Wednesday, July 25, 2007

Impossibility of Marketing Analytics Software



One of my friend showed me this picture (above picture) and praised web analytics industry. With it, he had complain about Marketing Analytics geeks. His take was, the web analytics softwares put the results very well and Marketing Analytics people don't have any good software at all. He was actually comparing apple with orange, the two can not be compared at all.

I am a big fan of Google Analytics and it has fascinated me a lot. It has very good graphics and it is damn user friendly. It has rightly shown the necessary web metrices necessary there.

Why don't we have some Marketing Analytics Software in that line? The question went on me for some time.

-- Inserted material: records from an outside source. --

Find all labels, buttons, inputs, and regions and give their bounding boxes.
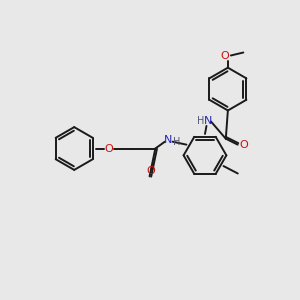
Text: O: O <box>239 140 248 150</box>
Text: N: N <box>204 116 212 126</box>
Text: N: N <box>164 135 172 145</box>
Text: O: O <box>220 51 229 61</box>
Text: H: H <box>173 137 180 147</box>
Text: H: H <box>197 116 205 126</box>
Text: O: O <box>146 167 155 176</box>
Text: O: O <box>105 143 113 154</box>
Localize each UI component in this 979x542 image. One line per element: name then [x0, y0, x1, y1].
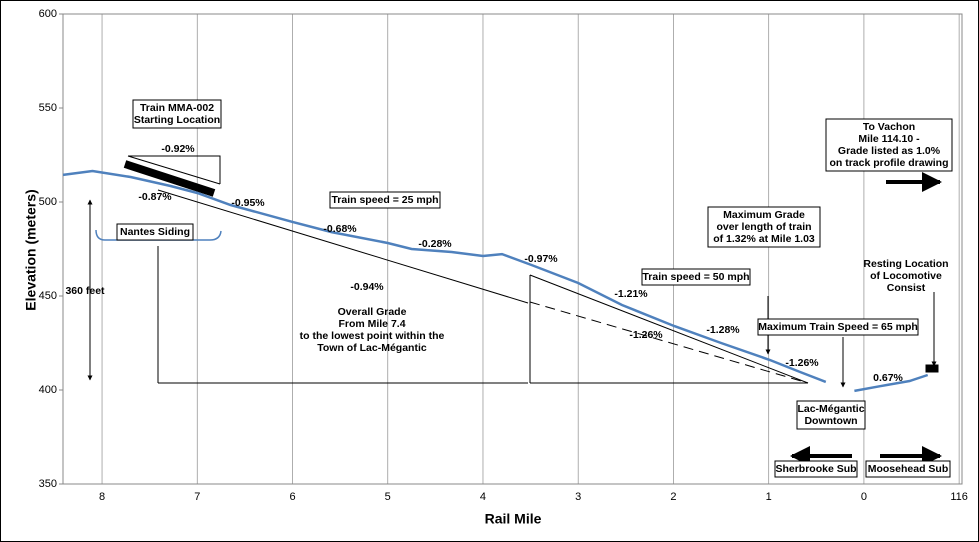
annotation-box	[707, 206, 821, 248]
annotation-text: -0.94%	[350, 281, 384, 293]
annotation-text: 0.67%	[873, 372, 903, 384]
annotation-text: -0.92%	[161, 143, 195, 155]
annotation-text: Mile 114.10 -	[858, 133, 920, 145]
annotation-box	[116, 223, 194, 241]
annotation-text: -0.87%	[138, 191, 172, 203]
annotation-text: 360 feet	[65, 285, 105, 297]
y-tick-label: 550	[39, 102, 57, 114]
annotation-text: Moosehead Sub	[868, 463, 949, 475]
locomotive-icon	[925, 364, 939, 373]
annotation-text: Overall Grade	[338, 306, 407, 318]
train-icon	[123, 160, 216, 197]
annotation-box	[641, 268, 751, 286]
dashed-grade-line	[529, 301, 809, 384]
triangle-hypotenuse	[529, 274, 809, 384]
annotation-text: Town of Lac-Mégantic	[317, 342, 427, 354]
annotation-text: Train speed = 25 mph	[331, 194, 438, 206]
y-tick-label: 450	[39, 290, 57, 302]
x-tick-label: 1	[766, 491, 772, 503]
annotation-text: -1.26%	[785, 357, 819, 369]
annotation-text: on track profile drawing	[829, 157, 948, 169]
annotation-box	[774, 460, 858, 478]
x-tick-label: 0	[861, 491, 867, 503]
plot	[62, 169, 929, 393]
annotation-text: Grade listed as 1.0%	[838, 145, 941, 157]
annotation-box	[865, 460, 951, 478]
annotation-text: Maximum Train Speed = 65 mph	[758, 321, 918, 333]
annotation-text: -0.95%	[231, 197, 265, 209]
annotation-text: -1.21%	[614, 288, 648, 300]
annotation-text: of Locomotive	[870, 270, 942, 282]
grid: 350 400 450 500 550 600 8 7 6 5 4 3 2 1 0 116	[39, 8, 968, 503]
x-tick-label: 116	[950, 491, 968, 503]
annotation-text: -1.26%	[629, 329, 663, 341]
x-axis-title: Rail Mile	[485, 511, 542, 527]
annotation-box	[132, 99, 222, 129]
annotation-box	[825, 118, 953, 172]
triangle-hypotenuse	[127, 155, 221, 185]
annotation-text: -0.68%	[323, 223, 357, 235]
annotation-text: From Mile 7.4	[338, 318, 405, 330]
annotation-text: -1.28%	[706, 324, 740, 336]
annotation-text: Consist	[887, 282, 926, 294]
overall-grade-line	[157, 189, 529, 304]
x-tick-label: 5	[385, 491, 391, 503]
y-tick-label: 400	[39, 384, 57, 396]
annotation-text: Downtown	[804, 415, 857, 427]
annotation-box	[796, 400, 866, 430]
annotation-text: -0.28%	[418, 238, 452, 250]
x-tick-label: 3	[575, 491, 581, 503]
y-axis-title: Elevation (meters)	[23, 189, 39, 310]
annotation-text: Sherbrooke Sub	[775, 463, 856, 475]
small-grade-triangle	[128, 155, 221, 184]
annotation-text: over length of train	[716, 221, 811, 233]
x-tick-label: 6	[289, 491, 295, 503]
y-tick-label: 350	[39, 478, 57, 490]
annotation-shapes	[87, 155, 942, 466]
annotation-box	[757, 318, 919, 336]
x-tick-label: 4	[480, 491, 486, 503]
annotation-text: of 1.32% at Mile 1.03	[713, 233, 815, 245]
x-tick-label: 8	[99, 491, 105, 503]
annotation-text: to the lowest point within the	[300, 330, 445, 342]
annotation-text: Train MMA-002	[140, 102, 214, 114]
annotation-text: Train speed = 50 mph	[642, 271, 749, 283]
annotation-text: Lac-Mégantic	[797, 403, 864, 415]
annotation-text: To Vachon	[863, 121, 915, 133]
x-tick-label: 2	[670, 491, 676, 503]
annotation-text: Nantes Siding	[120, 226, 190, 238]
annotation-box	[329, 191, 441, 209]
plot-area	[62, 13, 963, 485]
y-tick-label: 600	[39, 8, 57, 20]
annotation-text: Resting Location	[863, 258, 948, 270]
annotation-text: Starting Location	[134, 114, 220, 126]
annotation-text: Maximum Grade	[723, 209, 805, 221]
annotation-text: -0.97%	[524, 253, 558, 265]
y-tick-label: 500	[39, 196, 57, 208]
elevation-line	[62, 169, 929, 393]
x-tick-label: 7	[194, 491, 200, 503]
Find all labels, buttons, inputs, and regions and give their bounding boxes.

Probably, the results, as good as this one, will make life easy for Marketers. But this is easy if the results to be shown are just the straight data insights. And this is done by almost all leading Marketing Analytics vendors. The predictions and segmentation results may be quite difficult.

I am finding it very hard to distinguish the proposed Marketing Analytics Software from the CRM solutions already available. Most of the data insights are shown in all good CRM solutions, and Whatever Marketing Anlaytics vendors do now, is the more sophisticated modeling and analytics works, which are more customised for a company or a portfolio. The market segmentations are also done for special marketing campaigns or for portfolio management requirements. This makes it hard to generalise. And data security is the other issue. No one will want his data to be used for building some Marketing Analytics Software, as it will expose him to his competitors. To add more problems, the data giving will be a regular task as the validity of data expires quite frequently.

Telling this all, I have made my views clear that I don't see any possibility of specialised Marketing Analytics Software. But developments are happening on building specialised tools for each Marketing Analytics activity like Segmentation and Other Analyses. MA will thus grow, but always remain a external analytic consulting work or the internal analytics team's challenge. It will need man hours all the time.

What is your take in this matter? Please share your views in comment.

5 comments:

John said...

We do!!!

Our NEW company just released a tool called modelQED - let me know if you want a trial to see exactly what is out there.

www.marketingqed.com/products/modelQED.html

It will take some man hours but my take is that leaving it to consultancies is dangerous. btw - Google analytics is reporting software - not analytics in the sense that it does nothing but report dynamic data. WE believe that analytical software is different - it does unique things with raw data to help generate insight.

Bhupendra said...

John:
Thanks for stopping by my blog and commenting on the same. I would certainly want to know more about ModelQED. Please do share with me.

I agree with you in saying Google Analytics as a reporting software.

But I am finding hard to agree on next point of yours. Analytics is always done in two ways - product based and consulting. I don't know why you feel consulting is dangerous. Consulting is the best way to get other's expertise with lower investment.

-- Bhupendra

John said...

Sorry - the point i made wasn't clear. I was trying to suggest that organisations need to take some responsibility for marketing analytics in house. External Consultancies have a valuable part to play in helping develop new techniques and methodologies but for marketing analytics to become a more valuable proposition, companies are going to need to have some in-house expertise. The CPG companies have known this for a while (think Kraft, P&G etc) and others are catching up quickly.

Bhupendra said...

John, Thanks for making your point more clear.

I however find difficult to agree with you in building internal Analytics team for marketing analytics. It is always good to have internal teams from HR management to Operations, It management to Analytics; but every team added take some time from the higher management. This is the reason why different processes are outsourced from large business houses.

I have seen a trend in mature companies. For all process, the channel starts with consulting, grows inhouse and again outsourced later. May be the examples you have shown are moving from stage one to two.

I would say, it all depends on how the higher management want to grow. There are few who prefer diversification to have all works internally done to save recurring consulting cost, while others prefer to save time and remain focussed on their core business area. Marketing Analytics, like all other process may grow both ways.

-- Bhupendra

John said...

I agree that Marketing Analytics can grow both ways - i.e. be done in house or be outsourced.

Given that the marketing function is at the heart of revenue generation, I can't think of a good case for not keeping a very close eye on it. In many ways, it strikes me that marketing should be the last and not the first outsourced function.